Can Senate Democrats Save the Party?

http://www.nytimes.com/2016/11/26/opinion/sunday/can-senate-democrats-save-the-party.html

Version 0 of 1.

Having had more than two weeks to ponder one of the most humiliating presidential defeats in its history, the Democratic Party is moving to apply its lessons to the legislative battles ahead, as well as to the daunting but essential task of rebuilding the party’s fortunes.

Much of the burden will fall on Democrats in the closely divided Senate, where arcane rules give the opposition party leverage to shape or block legislation passed by the rigidly conservative, Republican-dominated House. The challenge facing the Senate minority leader, Chuck Schumer, is to determine when to say no and when to compromise on matters of broad economic benefit.

Mr. Schumer vows to block all efforts to kill Obamacare, or gut Dodd-Frank financial regulation. “We’re not going to undo it, period. And I have the votes.” And the Democrats are sure to resist ideas they abhor — a far-right Supreme Court nominee, or efforts to undermine environmental protections. Yet other issues in which both sides and the larger public have an interest, like infrastructure, could offer room for collaboration.

The stakes are high: In 2018, 10 Senate Democrats must defend their seats in states that Mr. Trump won. Democrats are desperate to do better in 38 governors’ races in the next two years, and in state legislative races, since state legislatures will determine the shape of congressional districts after the 2020 census.

“When you lose the way we lost, you can’t blink, you can’t look away,” says Mr. Schumer, who has been in touch with Mr. Trump over the past two weeks. “Above all, our economic message was not sharp enough, was not bold enough, was not strong enough. All those blue collar voters who voted for Donald Trump, even many who had voted for Obama, they thought he was the change agent.”

Leaders of both parties missed middle-class voters’ determination this year to blow up a political establishment that had failed to improve their lives, the “primal scream on the part of a lot of voters who are disenchanted with the status quo,” in the words of David Axelrod, an architect of President Obama’s 2008 call for change. That scream emanated early on from passionate supporters of Bernie Sanders’s calls for revolution, against which Hillary Clinton, for all her experience (indeed, in part because of it), seemed an emblem of the status quo.

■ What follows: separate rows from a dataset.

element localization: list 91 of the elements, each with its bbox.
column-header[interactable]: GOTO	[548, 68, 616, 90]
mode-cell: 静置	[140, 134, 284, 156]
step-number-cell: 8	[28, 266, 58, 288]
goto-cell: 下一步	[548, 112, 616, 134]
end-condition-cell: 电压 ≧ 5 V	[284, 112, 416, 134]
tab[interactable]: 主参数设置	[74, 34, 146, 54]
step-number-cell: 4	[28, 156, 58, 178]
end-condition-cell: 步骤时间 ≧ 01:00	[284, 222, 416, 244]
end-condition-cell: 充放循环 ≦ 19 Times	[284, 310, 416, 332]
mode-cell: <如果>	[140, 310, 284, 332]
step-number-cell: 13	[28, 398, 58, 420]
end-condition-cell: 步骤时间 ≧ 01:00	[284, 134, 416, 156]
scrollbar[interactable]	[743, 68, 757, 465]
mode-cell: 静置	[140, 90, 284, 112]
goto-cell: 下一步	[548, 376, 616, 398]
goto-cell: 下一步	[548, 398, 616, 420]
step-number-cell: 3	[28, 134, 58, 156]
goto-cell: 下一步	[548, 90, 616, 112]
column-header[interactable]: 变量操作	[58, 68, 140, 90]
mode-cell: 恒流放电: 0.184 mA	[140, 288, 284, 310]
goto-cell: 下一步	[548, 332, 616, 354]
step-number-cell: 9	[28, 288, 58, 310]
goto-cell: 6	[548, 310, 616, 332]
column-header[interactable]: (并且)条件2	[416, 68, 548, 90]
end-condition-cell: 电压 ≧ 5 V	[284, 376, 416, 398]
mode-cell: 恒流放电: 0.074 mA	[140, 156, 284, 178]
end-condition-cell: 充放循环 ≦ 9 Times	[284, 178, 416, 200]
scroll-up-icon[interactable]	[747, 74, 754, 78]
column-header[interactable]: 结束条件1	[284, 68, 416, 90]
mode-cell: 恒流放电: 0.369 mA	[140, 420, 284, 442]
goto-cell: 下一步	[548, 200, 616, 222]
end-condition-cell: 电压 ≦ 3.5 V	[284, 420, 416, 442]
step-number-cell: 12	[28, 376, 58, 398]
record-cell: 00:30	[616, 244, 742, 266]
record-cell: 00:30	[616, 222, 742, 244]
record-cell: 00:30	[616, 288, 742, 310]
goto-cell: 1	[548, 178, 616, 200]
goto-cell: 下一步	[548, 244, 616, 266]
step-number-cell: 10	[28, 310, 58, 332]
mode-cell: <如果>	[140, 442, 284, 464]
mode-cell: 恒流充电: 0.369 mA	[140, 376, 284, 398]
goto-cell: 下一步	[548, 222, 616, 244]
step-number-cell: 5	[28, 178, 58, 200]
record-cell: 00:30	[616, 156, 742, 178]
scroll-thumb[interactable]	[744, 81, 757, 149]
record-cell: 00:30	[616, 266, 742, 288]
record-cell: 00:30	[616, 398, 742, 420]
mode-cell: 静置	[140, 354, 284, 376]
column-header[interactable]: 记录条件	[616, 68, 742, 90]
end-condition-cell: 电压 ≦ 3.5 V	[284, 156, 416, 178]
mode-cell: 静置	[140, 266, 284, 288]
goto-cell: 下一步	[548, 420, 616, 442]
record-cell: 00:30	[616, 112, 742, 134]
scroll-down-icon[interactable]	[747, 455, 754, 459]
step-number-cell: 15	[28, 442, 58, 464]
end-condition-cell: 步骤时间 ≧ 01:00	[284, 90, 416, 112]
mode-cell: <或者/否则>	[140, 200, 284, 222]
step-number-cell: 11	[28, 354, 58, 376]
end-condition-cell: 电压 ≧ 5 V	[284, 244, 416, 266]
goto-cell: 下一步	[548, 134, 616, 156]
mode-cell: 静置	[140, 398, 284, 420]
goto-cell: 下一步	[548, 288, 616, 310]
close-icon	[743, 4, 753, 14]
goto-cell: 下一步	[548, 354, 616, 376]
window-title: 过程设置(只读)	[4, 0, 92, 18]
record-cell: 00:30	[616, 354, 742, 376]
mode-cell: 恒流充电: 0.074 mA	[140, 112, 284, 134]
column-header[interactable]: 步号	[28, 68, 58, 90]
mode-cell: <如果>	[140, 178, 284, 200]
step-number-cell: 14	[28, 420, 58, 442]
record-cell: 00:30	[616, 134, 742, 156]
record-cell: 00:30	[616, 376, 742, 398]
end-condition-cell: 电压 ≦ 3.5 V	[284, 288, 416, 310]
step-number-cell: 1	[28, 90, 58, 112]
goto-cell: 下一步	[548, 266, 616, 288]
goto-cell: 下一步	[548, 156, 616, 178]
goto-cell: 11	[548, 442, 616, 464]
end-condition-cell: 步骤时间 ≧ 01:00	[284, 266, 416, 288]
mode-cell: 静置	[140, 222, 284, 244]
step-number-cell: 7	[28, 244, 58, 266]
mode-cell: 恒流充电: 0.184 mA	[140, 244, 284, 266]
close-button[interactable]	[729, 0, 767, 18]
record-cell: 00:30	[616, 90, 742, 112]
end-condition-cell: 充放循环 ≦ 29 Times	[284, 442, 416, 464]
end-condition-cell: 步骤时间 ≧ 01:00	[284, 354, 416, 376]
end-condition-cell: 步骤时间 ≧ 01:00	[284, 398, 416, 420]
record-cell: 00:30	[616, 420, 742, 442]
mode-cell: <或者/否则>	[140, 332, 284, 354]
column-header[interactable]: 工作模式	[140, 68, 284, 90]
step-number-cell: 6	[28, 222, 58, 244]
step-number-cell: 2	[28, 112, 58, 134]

Mrs. Clinton’s popular vote totals surpass Donald Trump’s by more than two million and counting — an edge not seen in an Electoral College loss since 1876. But her fate was sealed in industrial and rural battlegrounds, chiefly Wisconsin, Michigan, Iowa, Pennsylvania and Ohio, majority-white states whose 70 electoral votes President Obama won in 2012.

Sexism and racial bigotry obviously played roles in her defeat. But far greater problems were her strategists’ bet that a coalition of minority voters and white Democratic stalwarts would deliver a landslide and her failure to crystallize a broad economic vision from among her many proposals for helping working-class voters regardless of race — the kind of message Mr. Obama was able to send. Her characterization of a swath of Mr. Trump’s supporters as “deplorables” and “irredeemable” didn’t help.

To avert a future of increasingly factional politics, the United States needs at least one major party with a message that transcends the boundaries of race and class. Mr. Trump says he intends to govern for all Americans, and he will have his chance to prove a commitment to helping more than just the electorate that supported him, which was overwhelmingly white.

Democrats are now in search of their own unifying message, as they sort through the wreckage of 2016. “The party started looking at people through interest group coalitions, and we thought, ‘If we talk to them all in different ways, that will be enough to cobble together an election coalition,’ ” Representative Ruben Gallego of Arizona says. “But I think there is a common interest in our economic policies between the laid-off white worker in Flint, the African-American and the Latino in Phoenix.”

Despite personal revulsion at Mr. Trump’s stances on immigration, Islam and refugees, prominent Democrats have said he deserves a chance. President Obama, for one, has said: “I want to be respectful of the office and give the president-elect an opportunity to put forward his platform and his arguments without somebody popping off in every instance.” But he has also made clear he will not yield on “core questions about our values and our ideals.”

Negotiating in this spirit could help Democrats shape Mr. Trump’s amorphous ideas into useful legislation. If he resists, he’ll supply Democrats with an argument to take to the heartland, as well as the coasts, and claim the loyalty of Americans who deserve hope, regardless of race.